My Eyewitness Account of 9-11
Luz Claudio
Tenured Professor of Environmental Medicine and Public Health at Mount Sinai Health System
Like many New Yorkers, on the morning September 11, 2001, at 8:46, I was getting ready to go to work. I turned on the TV to check the weather for the day. I had a work-related dinner to attend and wanted to check if I needed to bring an extra sweater. Then, I heard a long, loud hummm coming from above, a boom, and gasps from people on the street. Not screams, but gasps.
I did not immediately look out the window. After all, it IS New York City. My street is always noisy. As I was distractedly watching the local news for the weather report, they switched to an emergency bulletin. Who pays attention to those, anyway? I went to brush my teeth. When I fixed my eyes on the images of the World Trade Center's North Tower burning on TV, I thought it was yet another movie showing the end of New York City, this time by fire instead of by a tsunami, Godzilla, King Kong... Who watches those terrible movies, anyway?
As I am watching the local news more attentively, I again hear the hummm, the boom, and the gasps from people outside, while at the same time, I see on TV the second plane crash against the South Tower. As if listening to an cruelly realistic stereo system, I heard everything happening outside as I saw everything happening on TV.
I ran outside and stood with my neighbors in the middle of the street. We watched the billowing smoke thinking "they will be able to repair that hole in the building." When suddenly, we felt a rumble and saw a bigger cloud of smoke. Then for a moment, there was clear sky where the South Tower once stood. "Where is it?!" I heard myself ask. It was too weird to see only one tower where two always stood. Soon thereafter, neither was standing. Both towers disappeared into a cloud of dust.
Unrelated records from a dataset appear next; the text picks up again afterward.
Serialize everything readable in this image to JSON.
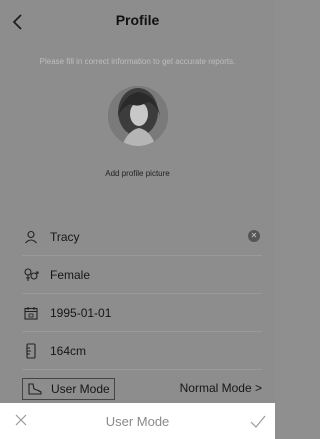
{
  "header": {
    "title": "Profile",
    "back_icon": "chevron-left-icon"
  },
  "hint": "Please fill in correct information to get accurate reports.",
  "avatar": {
    "caption": "Add profile picture"
  },
  "fields": {
    "name": {
      "value": "Tracy",
      "icon": "user-icon",
      "clear_icon": "clear-icon"
    },
    "gender": {
      "value": "Female",
      "icon": "gender-icon"
    },
    "birthday": {
      "value": "1995-01-01",
      "icon": "calendar-icon"
    },
    "height": {
      "value": "164cm",
      "icon": "ruler-icon"
    }
  },
  "mode": {
    "label": "User Mode",
    "value": "Normal Mode >",
    "icon": "shoe-icon"
  },
  "picker": {
    "title": "User Mode",
    "cancel_icon": "close-icon",
    "confirm_icon": "check-icon"
  },
  "colors": {
    "overlay": "#8d8d8d",
    "sheet": "#ffffff",
    "text": "#161616"
  }
}
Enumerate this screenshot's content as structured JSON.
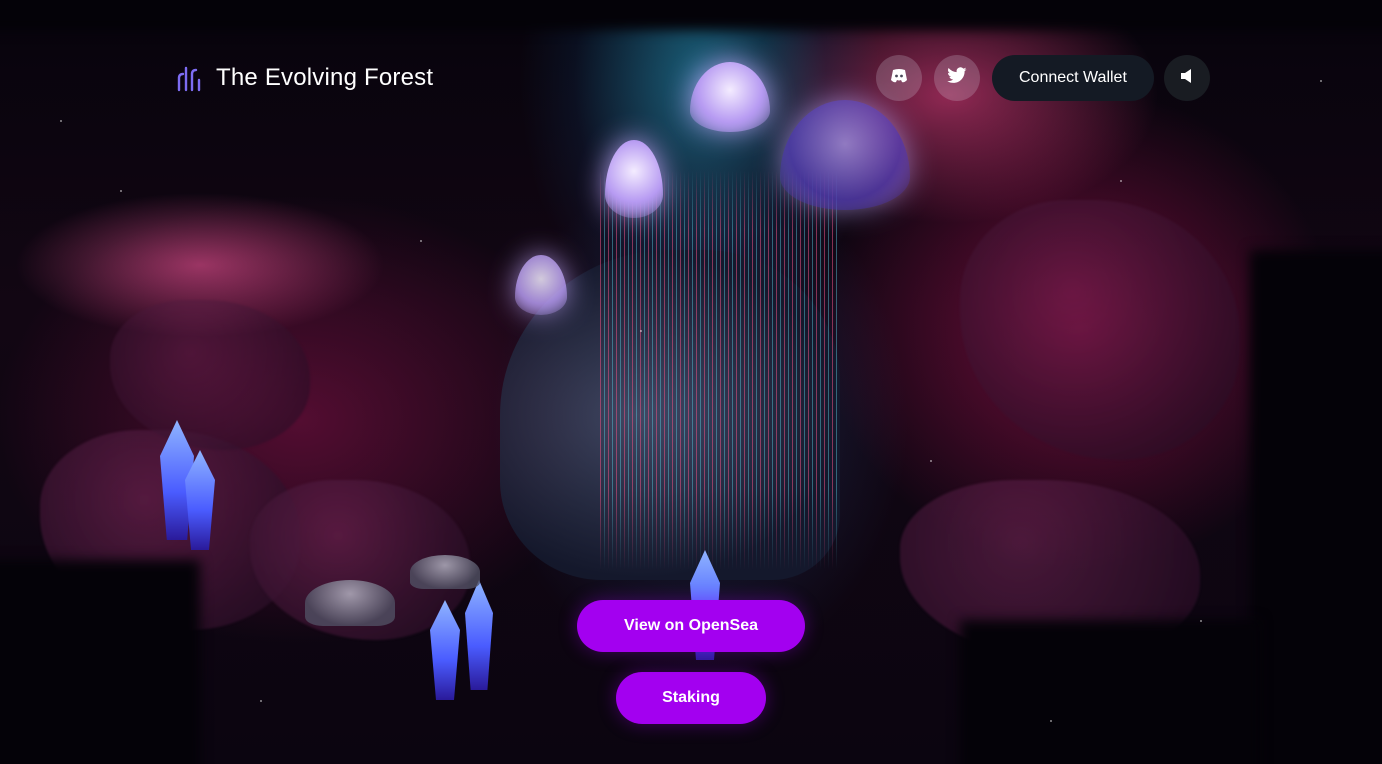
{
  "header": {
    "logo_icon": "tendril-logo-icon",
    "title": "The Evolving Forest",
    "social": [
      {
        "name": "discord",
        "icon": "discord-icon"
      },
      {
        "name": "twitter",
        "icon": "twitter-icon"
      }
    ],
    "connect_wallet_label": "Connect Wallet",
    "sound_icon": "speaker-icon"
  },
  "hero": {
    "background": "glowing-cave-forest-scene",
    "buttons": {
      "opensea_label": "View on OpenSea",
      "staking_label": "Staking"
    }
  },
  "colors": {
    "accent_purple": "#a300f0",
    "logo_purple": "#7d6cf2",
    "wallet_button_bg": "#141a24"
  }
}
Not knowing what to do was unsettling. Would there be other attacks? Should I get out of Manhattan? Rumors spread. There was panic and resignation at the same time. I knew I needed to do something, so I walked to my nearest hospital, Saint Vincent. Doctors and nurses stood beside white-clothed gurneys ready to receive the injured, but few patients were arriving. One medical resident said to me: "People either walked out of there, or are dead". Indeed, I saw people walking north, executives in suits and ties, women in skirts and heels, covered in dust, blank stares walking like zombies.
The days and nights that followed were surreal. Traffic was stopped from 14th Street down, I lived on 12th. I saw military tanks drive against the usual traffic. A school band marched solemnly south in the middle of the night towards the site. Union Square was papered over with posters from family members looking for their loved ones. Oddly, the pictures of smiling workers on the posters would accompany text that read something like "Looking for Sarah, worked at Cantor Fitzgerald, 102 floor, had a titanium right hip replacement." So terrible that these families already knew that they may only find their loved ones' bones. The posters and the smell of burning debris mixed with sorrow continued in my neighborhood for months.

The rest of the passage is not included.